Spencer, who started her job Aug. 3, said she will rely on the direction of Superintendent Trent Bowers as she proceeds in the newly created position.
"Trent has outlined what he wants this role to look like," said Spencer, 47. "Again, I would say we're being very slow to come out with a list of precise goals because I think, personally, I want to understand the community.
"It's a collaborative effort."
"Toya will work as a cabinet member of our central-office team to help make sure we are considering diverse student populations in our decision-making," Bowers said. "She'll build relationships with students and community members to help us improve their experience. She'll help design and lead staff training, and she'll work to create community education programs.
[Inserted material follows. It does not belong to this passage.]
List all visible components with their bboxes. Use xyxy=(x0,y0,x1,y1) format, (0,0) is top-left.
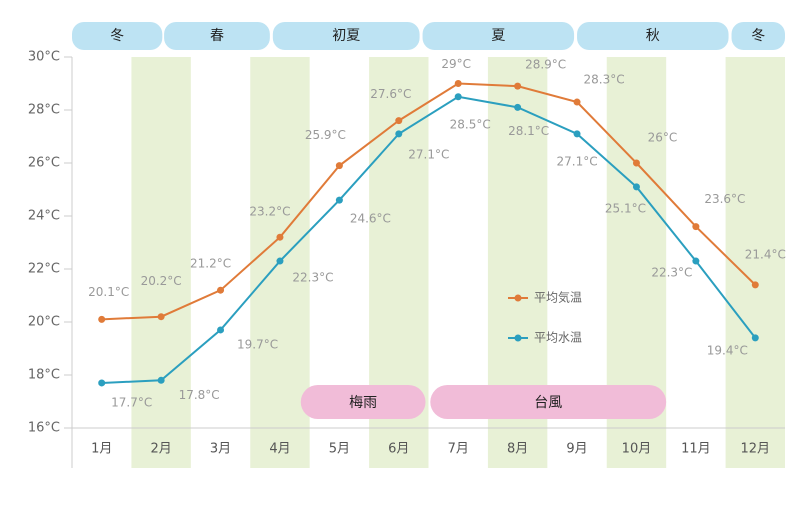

"Immediately, we want Toya to build relationships, learn about Worthington Schools, and we're super excited that she's becoming a member of our Worthington Schools community, not only as a leader but also as a parent."
Her annual salary is $117,239, and her benefits contributions will be at least $12,896, though that could increase by up to $24,000 depending on the insurance options she selects, according to district spokeswoman Vicki Gnezda.
A native of Warren, Spencer earned her bachelor's degree from Kent State University and master's degree from Duquesne University.
Spencer said she spent nearly 20 years in the corporate world, starting out in merchandising for Abercrombie & Fitch and being promoted to human resources and then an executive position to "strengthen diversity, inclusion and cultural competencies across the organization," according to the Worthington Schools website, worthington.k12.oh.us.
She said she worked for other corporations, including Huntington Bancshares and Danaher Corp., where she worked in similar capacities and visited 20 countries in the process.
"I have no complaints," she said. "It was a great career. I just think life changes you, having children changes you and things become different.
"I knew the higher up I would move in the organization, the more demands there would be on my life, my personal life. I was at a crossroads."
Spencer is married to Mark Spencer, and they have a 6-year-old son, Langston. They live in Findlay but will move to Worthington in the next few weeks, she said.
In 2016, she said goodbye to the corporate life to spend time with her family.
Two years later, she started as a private contractor for a consultant teaching diversity, equity and inclusion in public schools.
"It just seemed to be more meaningful," she said.
Worthington recently has been a hub for community activists, Black Lives Matter protestors and a school board that has made some overtures to the Black community.
For example, the school board on July 27 voted 3-2 in favor of ending the district's school-resource officer program in which one full-time officer each was assigned to Thomas Worthington and Worthington Kilbourne high schools.
That decision brought criticism from some community members and praise from others.
Spencer said she was hesitant to comment on the situation because she had not started her job with the district.
"I have not arrived at my own personal opinion of where I stand on either side," she said. "I haven't because I feel I don't know enough information."
The board also approved a resolution declaring itself an antiracist district and one with a commitment to social justice.
Again, Spencer reserved commenting specifically on the subject but said, "What I can speak to is I think there is an acknowledgement of the district, the school board to say we can do better. And I think hiring me in this role is an acknowledgment of that and a step in the right direction."
She said she has a good framework for her job, given her past occupational experiences, that would be "adaptable to the district."
"However, I have to make sure I'm not being presumptuous in knowing what the needs of the community are," Spencer said.
Although diversity and inclusion have been emphasized on a corporate, government and civic level, equity is somewhat new to the conversation, she said.
Equity, Spencer said, is "creating equal access and opportunity to things. Additionally, with equity, you are organizing for the whole participation of all demographics."